For this week, NZD risks versus USD look roughly balanced to slightly positive. Holding above 0.60 keeps the door open to extensions toward 0.61–0.62 if US data are soft and risk appetite holds, while a stronger-than-expected NFP or CPI print could see a dip back toward the high-0.59s as investors take profit on recent kiwi gains.





Cross-asset wrap



  • 🪙 Gold:
    Gold is back above 5,050 dollars, lifting further after weaker US retail sales pushed yields lower and undermined the dollar, with traders now positioning for the possibility that today’s NFP will reinforce the notion of a cooling economy. The metal is functioning as a combined hedge on Fed policy risk, labour-market revisions and geopolitical uncertainty in energy.
  • 🛢 Oil:
    Brent is trading around 69–69.5 dollars, supported by escalating US–Iran tensions and stronger demand from India, even as inventories show a mixed picture and the 12-month change remains mildly negative.
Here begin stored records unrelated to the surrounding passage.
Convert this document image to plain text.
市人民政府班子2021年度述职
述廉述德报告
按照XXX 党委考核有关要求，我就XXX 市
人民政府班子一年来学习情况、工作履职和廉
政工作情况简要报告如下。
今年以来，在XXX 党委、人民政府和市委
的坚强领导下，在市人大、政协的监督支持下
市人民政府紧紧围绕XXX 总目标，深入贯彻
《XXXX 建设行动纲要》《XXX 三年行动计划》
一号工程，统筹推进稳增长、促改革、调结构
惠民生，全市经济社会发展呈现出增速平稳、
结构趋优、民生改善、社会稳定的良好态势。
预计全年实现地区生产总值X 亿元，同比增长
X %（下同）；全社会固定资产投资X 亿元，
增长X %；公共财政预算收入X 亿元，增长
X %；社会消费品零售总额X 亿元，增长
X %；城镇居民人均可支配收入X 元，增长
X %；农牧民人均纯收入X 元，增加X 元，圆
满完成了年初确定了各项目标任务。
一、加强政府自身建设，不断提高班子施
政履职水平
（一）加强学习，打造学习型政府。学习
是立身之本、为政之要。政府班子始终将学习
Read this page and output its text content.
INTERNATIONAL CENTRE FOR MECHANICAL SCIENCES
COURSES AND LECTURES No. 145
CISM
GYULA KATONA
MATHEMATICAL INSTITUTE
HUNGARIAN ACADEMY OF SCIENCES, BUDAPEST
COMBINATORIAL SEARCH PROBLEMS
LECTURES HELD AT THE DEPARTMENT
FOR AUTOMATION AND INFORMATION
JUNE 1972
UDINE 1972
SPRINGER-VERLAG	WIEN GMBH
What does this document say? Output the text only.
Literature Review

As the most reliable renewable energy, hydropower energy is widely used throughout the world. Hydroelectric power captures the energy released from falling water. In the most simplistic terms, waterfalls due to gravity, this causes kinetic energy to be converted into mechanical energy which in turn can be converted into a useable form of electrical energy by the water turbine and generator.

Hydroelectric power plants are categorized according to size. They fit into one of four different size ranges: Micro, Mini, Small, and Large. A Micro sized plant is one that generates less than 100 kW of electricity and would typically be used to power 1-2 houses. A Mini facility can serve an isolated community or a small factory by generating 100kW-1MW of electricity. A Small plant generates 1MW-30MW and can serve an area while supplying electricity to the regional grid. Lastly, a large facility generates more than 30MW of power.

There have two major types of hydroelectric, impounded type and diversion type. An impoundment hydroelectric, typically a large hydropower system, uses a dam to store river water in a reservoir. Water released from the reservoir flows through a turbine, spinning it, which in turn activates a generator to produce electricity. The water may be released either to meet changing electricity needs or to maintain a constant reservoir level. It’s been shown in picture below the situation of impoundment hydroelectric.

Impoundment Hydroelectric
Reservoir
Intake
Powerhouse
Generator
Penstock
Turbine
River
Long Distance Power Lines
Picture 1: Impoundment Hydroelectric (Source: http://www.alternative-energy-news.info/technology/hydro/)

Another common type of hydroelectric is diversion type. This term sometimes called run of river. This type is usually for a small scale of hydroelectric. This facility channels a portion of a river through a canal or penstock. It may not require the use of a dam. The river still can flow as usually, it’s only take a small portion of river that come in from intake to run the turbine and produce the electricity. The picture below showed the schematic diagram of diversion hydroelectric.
Markets see current levels as a compromise between geopolitical risk and a desire to avoid crippling growth, which feeds directly into inflation expectations and the policy debate at central banks.
  • 📈 Stocks:
    Equity markets are caught between macro relief and micro worries. The S&P 500 is just under 7,000, the Dow has posted multiple record closes, yet the Nasdaq Composite and software names have lagged as AI disruption questions old business models. Weak retail sales helped push yields lower, which supported valuations, but today’s NFP and Friday’s CPI now decide whether this morphs into a sustained risk-on phase or a choppier consolidation.
  • ₿ Crypto:
    Bitcoin is hovering near 69,000 dollars, down about 1.5 percent on the day and well below recent peaks above 75,000, with analysts highlighting how speculative derivatives positioning magnifies swings around macro events. For now, crypto is trading as the high-beta tail of the macro complex, reacting to shifts in dollar liquidity, real yields and overall risk appetite rather than offering a clean hedge against traditional markets.






This is general, educational macro and FX commentary. It is not investment advice and not a trading signal.